We all want business supply chains to be free from exploitation and modern slavery. Businesses are no different. From executives, who want their businesses to be free from risks of such egregious practices tainting its operations, to workers across all tiers who are the ones affected by exploitation, preventing modern slavery is in everyone’s interest in the business community. So, given businesses are obviously key to achieving it, why are we still so far from that aim?
The problem is, we still don’t know how to solve this complex issue in a sustainable way. Raise your hand if you know how to set up an operations of a particular business to prevent exploitation from occurring in the entirety of its supply chain as a matter of course. The issue to solve is hugely complex and requires navigating plenty of conflicting priorities. We need more research on how to do it effectively.
This is one of the main areas of focus for the Modern Slavery and Human Rights Policy and Evidence Centre (the Modern Slavery PEC), which has started operation earlier this year. The Centre was created by the investment of public funding to enhance the understanding of modern slavery and transform the effectiveness of laws and policies designed to overcome it.
We commission new research (with support from the Arts and Humanities Research Council) and aim to translate it into accessible solutions for decision-makers and businesses to transform their responses in a practical and sustainable way.
However, we don’t just want to develop new research in a vacuum. This is why we have carried out a wide-ranging consultation on our research priorities, and it’s important that business have input into our research strategy, so that the new research can meets businesses’ needs.

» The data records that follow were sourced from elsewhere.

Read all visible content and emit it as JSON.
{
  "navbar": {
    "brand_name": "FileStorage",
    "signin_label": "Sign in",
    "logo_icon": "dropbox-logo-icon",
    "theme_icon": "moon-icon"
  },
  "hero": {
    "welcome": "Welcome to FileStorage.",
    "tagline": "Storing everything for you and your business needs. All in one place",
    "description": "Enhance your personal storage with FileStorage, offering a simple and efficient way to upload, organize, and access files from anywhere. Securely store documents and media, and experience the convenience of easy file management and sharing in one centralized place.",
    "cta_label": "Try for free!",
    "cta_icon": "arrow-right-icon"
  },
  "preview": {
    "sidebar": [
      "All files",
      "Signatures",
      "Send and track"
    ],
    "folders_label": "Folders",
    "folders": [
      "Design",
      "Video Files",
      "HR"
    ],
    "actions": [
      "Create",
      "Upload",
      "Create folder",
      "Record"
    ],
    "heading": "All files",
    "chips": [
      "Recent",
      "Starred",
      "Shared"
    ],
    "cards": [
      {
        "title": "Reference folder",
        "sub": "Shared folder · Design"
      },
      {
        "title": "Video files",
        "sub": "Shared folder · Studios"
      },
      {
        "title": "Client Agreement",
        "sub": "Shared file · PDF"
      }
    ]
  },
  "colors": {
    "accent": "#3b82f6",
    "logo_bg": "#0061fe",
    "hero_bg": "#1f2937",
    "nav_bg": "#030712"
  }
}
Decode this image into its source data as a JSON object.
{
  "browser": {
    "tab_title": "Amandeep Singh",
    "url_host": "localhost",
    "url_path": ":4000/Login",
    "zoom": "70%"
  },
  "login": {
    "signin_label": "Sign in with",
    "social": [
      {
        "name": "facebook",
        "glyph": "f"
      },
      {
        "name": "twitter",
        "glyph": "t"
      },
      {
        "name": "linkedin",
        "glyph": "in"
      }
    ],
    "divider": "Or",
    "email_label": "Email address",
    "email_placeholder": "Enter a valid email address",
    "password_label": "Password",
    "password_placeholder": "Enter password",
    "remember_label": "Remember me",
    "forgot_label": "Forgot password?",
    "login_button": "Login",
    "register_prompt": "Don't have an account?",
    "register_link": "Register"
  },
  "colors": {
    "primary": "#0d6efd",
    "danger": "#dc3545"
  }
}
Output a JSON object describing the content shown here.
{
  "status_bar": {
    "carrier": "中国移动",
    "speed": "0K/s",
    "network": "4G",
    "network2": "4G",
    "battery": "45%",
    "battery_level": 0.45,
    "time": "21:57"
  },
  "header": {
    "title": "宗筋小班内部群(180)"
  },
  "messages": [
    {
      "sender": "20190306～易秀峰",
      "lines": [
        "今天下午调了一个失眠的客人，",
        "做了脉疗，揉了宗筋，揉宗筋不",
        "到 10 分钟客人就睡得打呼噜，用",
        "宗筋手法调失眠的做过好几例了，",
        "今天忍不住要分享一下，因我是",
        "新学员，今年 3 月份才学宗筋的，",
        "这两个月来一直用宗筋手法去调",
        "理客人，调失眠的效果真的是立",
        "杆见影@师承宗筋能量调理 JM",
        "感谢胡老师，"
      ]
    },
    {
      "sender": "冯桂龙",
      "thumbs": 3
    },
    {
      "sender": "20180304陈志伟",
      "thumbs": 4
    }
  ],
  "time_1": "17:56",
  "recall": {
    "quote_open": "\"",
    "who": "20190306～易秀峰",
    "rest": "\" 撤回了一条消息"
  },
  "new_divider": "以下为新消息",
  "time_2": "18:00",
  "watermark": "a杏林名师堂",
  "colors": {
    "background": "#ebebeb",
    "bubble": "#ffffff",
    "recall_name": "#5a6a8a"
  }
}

From the initial consultation, some general areas of research priorities emerged. Firstly, what seems to be most sought after is research showing ‘what works’ – practical solutions in various areas and in different countries that are proven to bring positive results in stopping and preventing exploitation. Secondly, there’s a big need for extensive but easy to access data, allowing decision-makers take informed decisions. The third priority that emerged is justice, equality and survivor inclusion, not only in terms of focus of the new research, but discriminated against groups actually co-developing it.
More specifically for the business supply chain research area, one of the biggest identified needs is research into different business models and their relationship with patterns of exploitation. How can a business model that includes modern slavery practices in its supply chain be acceptable? Many voices raised the need for research into practical solutions and practices for business that are proven to work to reduce exploitation.
Another area that was strongly present throughout the consultation and that is aligned to justice, equality and survivor inclusion priority identified across the board, has been taking workers’ voice seriously and a bottom up approach, focusing on the impact of business practices and policies on the workers in lower tiers of the supply chains.
Collaboration is at the heart of the PEC’s work. We’re about a real impact, but we can only achieve by bringing people together and creating a ‘network of networks’ of people and institutions collaborating to solve this global challenge.
Business is a huge part of that, with a leading role in our endeavour to stop modern slavery across the world. We need to and we want to listen to business’ voice. The next opportunity comes at the roundtable for Business that we’re organising on Wednesday 25 November, where we’re inviting business representatives to provide their feedback on our research priorities. We’ll also present on the first two of our research projects on modern slavery in business supply chains already under way.
There are also plenty of other ways for businesses to get involved in the Modern Slavery PEC’s work. Check out our website first to follow the news on projects, events and call for new research submissions, where you can also sign up tour newsletter so you don’t miss the most important news. There will be many more events and initiatives to come together with professionals from other areas of anti-slavery work, from academics to lawyers to policymakers and NGO workers, like the one we held to mark the Anti-Slavery Day, where over 150 people joined us to develop new collaborations at a networking event. Feel free to join our mailing group too, where you start conversations with peers from all over the world.
Ultimately, we believe that working together, we can create a world where effective policies and practice can protect vulnerable people from being exploited in modern slavery wherever they are and businesses will be able to prevent their own supply chains being tainted by exploitation.